The body of this article is structured as follows: First, we elaborate the research background and discuss our research model as well as the associated hypotheses. Second, we describe our study procedure and the measures that were used. Third, we present the results of our study, followed by a discussion including conclusions and implications of our findings.

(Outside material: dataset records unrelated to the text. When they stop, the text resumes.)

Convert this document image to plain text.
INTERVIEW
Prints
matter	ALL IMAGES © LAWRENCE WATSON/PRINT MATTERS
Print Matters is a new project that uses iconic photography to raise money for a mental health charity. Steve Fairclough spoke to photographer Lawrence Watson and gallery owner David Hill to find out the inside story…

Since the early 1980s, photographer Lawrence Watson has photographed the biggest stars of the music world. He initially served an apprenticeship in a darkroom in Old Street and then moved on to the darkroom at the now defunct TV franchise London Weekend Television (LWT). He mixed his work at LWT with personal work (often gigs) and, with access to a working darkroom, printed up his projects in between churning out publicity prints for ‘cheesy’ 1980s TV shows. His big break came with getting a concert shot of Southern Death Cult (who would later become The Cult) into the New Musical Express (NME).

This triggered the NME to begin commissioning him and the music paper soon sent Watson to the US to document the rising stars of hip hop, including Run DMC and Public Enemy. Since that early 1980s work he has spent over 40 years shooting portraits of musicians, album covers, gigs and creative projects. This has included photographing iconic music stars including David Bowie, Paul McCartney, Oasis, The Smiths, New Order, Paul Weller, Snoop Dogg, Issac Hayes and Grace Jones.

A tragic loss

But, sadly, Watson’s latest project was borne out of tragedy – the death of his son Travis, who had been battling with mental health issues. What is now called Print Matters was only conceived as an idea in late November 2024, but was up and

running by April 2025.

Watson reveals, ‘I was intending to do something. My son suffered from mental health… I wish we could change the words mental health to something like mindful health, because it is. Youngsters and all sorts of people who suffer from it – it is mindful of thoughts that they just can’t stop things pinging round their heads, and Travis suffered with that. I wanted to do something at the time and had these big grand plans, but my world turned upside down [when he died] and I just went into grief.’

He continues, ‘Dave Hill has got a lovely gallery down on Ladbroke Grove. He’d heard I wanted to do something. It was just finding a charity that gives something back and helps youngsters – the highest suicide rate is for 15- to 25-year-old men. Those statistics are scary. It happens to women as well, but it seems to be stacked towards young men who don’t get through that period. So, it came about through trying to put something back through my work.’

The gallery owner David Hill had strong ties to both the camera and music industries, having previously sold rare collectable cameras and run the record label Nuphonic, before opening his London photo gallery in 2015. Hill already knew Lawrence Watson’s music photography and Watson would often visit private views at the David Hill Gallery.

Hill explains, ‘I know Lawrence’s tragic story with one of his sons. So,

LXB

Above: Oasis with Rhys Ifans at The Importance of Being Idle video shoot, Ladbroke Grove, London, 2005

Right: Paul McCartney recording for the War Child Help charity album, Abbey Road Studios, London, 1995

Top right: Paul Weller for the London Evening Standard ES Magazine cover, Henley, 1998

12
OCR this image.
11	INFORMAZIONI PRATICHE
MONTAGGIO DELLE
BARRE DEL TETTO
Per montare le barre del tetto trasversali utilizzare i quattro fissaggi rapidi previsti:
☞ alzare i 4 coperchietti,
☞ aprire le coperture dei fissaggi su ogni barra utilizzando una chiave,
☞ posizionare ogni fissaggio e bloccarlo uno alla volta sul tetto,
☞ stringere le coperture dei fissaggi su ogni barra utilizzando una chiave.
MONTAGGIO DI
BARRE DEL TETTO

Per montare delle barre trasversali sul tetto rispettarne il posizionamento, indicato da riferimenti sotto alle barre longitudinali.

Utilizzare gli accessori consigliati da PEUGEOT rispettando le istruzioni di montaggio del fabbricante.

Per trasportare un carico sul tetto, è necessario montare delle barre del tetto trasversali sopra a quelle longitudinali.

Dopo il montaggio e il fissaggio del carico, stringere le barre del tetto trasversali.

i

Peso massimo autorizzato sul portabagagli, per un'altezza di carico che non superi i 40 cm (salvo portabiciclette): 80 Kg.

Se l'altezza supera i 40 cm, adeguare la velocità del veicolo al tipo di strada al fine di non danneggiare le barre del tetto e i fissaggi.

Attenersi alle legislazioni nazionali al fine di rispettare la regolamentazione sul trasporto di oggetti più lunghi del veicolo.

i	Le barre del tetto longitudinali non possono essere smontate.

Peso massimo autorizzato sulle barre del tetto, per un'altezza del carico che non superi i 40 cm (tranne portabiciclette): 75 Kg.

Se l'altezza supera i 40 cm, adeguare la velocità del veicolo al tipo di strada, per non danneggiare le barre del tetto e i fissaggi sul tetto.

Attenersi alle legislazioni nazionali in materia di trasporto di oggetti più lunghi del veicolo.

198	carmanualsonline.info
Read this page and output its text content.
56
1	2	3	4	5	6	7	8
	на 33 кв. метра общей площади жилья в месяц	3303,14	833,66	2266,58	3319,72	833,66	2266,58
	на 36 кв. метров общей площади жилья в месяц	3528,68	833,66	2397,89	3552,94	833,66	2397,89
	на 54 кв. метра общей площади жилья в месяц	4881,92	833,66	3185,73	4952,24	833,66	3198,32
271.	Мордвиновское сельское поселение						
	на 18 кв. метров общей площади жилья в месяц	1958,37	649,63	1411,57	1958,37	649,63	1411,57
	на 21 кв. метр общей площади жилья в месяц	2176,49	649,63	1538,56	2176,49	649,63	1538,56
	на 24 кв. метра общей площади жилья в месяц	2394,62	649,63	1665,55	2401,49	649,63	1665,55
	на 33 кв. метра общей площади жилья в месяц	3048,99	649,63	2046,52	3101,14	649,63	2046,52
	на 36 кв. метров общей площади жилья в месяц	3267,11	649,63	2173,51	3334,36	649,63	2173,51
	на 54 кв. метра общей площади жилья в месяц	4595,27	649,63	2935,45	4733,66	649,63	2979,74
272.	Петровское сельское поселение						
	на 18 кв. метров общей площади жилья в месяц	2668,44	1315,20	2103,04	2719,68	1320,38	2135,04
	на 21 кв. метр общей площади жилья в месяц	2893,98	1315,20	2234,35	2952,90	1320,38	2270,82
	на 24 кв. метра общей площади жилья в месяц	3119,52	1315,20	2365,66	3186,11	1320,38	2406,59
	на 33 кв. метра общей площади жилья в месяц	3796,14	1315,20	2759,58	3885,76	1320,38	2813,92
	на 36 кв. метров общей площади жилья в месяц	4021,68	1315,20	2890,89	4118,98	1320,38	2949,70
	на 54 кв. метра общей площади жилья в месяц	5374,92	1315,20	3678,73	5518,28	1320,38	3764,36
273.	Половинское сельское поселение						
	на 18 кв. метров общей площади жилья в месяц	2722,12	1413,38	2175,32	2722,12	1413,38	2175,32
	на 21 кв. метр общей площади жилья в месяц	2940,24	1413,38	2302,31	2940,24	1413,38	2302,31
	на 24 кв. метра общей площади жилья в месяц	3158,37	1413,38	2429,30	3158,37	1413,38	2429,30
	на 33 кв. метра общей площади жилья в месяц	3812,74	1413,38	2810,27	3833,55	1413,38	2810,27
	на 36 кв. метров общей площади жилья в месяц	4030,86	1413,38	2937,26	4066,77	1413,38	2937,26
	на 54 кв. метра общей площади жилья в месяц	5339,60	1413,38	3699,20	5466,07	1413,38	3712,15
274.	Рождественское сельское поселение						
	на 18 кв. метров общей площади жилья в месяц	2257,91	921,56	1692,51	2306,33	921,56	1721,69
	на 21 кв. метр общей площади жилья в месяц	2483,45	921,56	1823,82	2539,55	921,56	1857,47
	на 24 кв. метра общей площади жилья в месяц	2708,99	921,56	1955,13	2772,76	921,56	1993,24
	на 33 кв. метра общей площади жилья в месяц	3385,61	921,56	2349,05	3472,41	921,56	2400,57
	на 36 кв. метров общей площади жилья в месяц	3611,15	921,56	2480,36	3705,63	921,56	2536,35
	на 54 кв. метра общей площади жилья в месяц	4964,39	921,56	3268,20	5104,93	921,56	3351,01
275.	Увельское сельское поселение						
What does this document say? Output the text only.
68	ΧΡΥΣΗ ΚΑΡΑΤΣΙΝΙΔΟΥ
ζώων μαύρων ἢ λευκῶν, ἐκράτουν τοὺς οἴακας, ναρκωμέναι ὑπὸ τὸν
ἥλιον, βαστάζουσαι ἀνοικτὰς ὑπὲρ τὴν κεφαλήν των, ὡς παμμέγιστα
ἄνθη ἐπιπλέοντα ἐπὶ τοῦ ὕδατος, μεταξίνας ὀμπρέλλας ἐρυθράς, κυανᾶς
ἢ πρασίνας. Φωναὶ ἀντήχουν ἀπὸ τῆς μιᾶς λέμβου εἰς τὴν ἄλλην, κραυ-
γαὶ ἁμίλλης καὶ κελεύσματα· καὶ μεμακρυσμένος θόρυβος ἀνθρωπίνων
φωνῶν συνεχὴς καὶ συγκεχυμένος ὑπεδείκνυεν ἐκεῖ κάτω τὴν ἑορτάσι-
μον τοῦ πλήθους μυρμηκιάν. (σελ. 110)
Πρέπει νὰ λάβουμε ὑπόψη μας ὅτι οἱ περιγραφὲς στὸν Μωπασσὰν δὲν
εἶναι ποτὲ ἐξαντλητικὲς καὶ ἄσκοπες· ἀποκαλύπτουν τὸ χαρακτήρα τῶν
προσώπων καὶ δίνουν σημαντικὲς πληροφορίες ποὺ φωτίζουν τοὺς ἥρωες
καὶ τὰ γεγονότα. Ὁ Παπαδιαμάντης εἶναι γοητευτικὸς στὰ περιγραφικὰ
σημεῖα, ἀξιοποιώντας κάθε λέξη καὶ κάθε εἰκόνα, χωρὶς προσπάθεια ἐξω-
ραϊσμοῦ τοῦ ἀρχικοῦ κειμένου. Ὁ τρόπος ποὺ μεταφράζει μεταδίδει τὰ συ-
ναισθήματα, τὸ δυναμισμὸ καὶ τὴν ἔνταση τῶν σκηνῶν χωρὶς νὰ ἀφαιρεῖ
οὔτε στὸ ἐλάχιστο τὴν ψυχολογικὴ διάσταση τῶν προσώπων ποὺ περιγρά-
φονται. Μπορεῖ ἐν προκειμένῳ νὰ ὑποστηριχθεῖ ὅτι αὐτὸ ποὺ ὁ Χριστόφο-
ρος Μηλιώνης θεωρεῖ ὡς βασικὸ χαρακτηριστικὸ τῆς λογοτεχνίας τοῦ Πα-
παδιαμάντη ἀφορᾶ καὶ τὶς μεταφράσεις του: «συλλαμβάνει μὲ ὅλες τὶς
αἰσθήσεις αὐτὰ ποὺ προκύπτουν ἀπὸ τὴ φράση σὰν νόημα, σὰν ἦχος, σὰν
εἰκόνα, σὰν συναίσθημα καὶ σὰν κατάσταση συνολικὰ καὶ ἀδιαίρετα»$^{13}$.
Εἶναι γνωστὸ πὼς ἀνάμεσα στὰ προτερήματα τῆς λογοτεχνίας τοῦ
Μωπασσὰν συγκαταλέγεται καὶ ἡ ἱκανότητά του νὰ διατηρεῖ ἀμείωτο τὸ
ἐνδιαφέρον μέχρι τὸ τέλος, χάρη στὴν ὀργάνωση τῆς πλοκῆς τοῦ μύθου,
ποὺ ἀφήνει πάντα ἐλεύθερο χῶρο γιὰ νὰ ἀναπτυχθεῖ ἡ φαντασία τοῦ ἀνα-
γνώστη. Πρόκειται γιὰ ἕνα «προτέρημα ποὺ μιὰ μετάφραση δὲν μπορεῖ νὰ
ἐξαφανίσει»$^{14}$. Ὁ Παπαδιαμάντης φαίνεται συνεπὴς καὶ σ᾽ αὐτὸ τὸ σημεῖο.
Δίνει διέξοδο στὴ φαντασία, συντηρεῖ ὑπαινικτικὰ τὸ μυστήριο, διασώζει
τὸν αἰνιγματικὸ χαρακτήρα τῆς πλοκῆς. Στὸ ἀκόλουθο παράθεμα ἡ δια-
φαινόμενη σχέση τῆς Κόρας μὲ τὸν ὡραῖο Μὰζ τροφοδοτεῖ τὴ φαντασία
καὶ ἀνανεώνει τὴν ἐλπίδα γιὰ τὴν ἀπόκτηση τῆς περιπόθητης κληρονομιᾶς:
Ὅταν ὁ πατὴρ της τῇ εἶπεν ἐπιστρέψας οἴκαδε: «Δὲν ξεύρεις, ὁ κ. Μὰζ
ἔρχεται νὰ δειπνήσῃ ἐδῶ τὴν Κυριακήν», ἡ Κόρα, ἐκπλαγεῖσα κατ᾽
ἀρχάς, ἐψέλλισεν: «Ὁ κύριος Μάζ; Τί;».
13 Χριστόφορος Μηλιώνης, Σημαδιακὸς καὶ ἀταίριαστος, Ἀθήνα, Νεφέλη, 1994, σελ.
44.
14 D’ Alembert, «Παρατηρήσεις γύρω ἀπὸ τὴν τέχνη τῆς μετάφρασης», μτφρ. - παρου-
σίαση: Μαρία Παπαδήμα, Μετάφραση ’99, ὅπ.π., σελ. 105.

2 Research background and hypotheses

2.1 Risk assessment and anticipated project success

Failed projects are a major topic in academia (Shepherd et al. 2011) as well as in project management magazines, blogs, and mass media (Huff and Prybutok 2008). Most experienced project managers are likely to have first hand experience with failed projects or missed targets, due to the occurrence of risks which impact project outcomes (Jugdev and Müller 2005; Raz et al. 2002). Nevertheless, when starting projects with the goal to, for instance, optimize internal processes or create competitive advantage through innovative product development, risk taking is an inevitable prerequisite for achieving company goals (Brockman et al. 2012), as there is no such thing as a risk free project (Huff and Prybutok 2008). It is widely acknowledged in project management literature that risks may have positive or negative effects on a project’s objectives (Bryde and Volm 2009; Maguire and Hardy 2013; PMI 2008) and therefore may not only be a threat to project success, but also create opportunities (Teller et al. 2014). However, project risk management processes still focus on potential negative effects (Bryde and Volm 2009; Raz et al. 2002), and risks in a project management context usually refer to uncertain events with negative or undesirable consequences (Maguire and Hardy 2013; Oehmen et al. 2014). Thus, it can be concluded that project risk management aims to identify uncertain events and their (predominantly negative) impact on the project for the purpose of reducing the said impact (Pich et al. 2002). Theories which seek to explain decision making under uncertainty are the priority heuristic (Brandstätter et al. 2006; Brandstätter and Gussmack 2013) or expected utility models such as the (cumulative) prospect theory (Kahneman and Tversky 1979; Tversky and Kahneman 1992). When determining the utility of implementing a project by using expected utility models or assessing the choice to implement a specific project by using the priority heuristic (Brandstätter et al. 2006; Glöckner and Betsch 2008), the decision to implement said project will depend on the impact that risks will have on the outcome of the project and on the probabilities of these risks occurring. The assessment of risks therefore forms the input of the decision process which decision makers follow when deciding on the implementation of a project.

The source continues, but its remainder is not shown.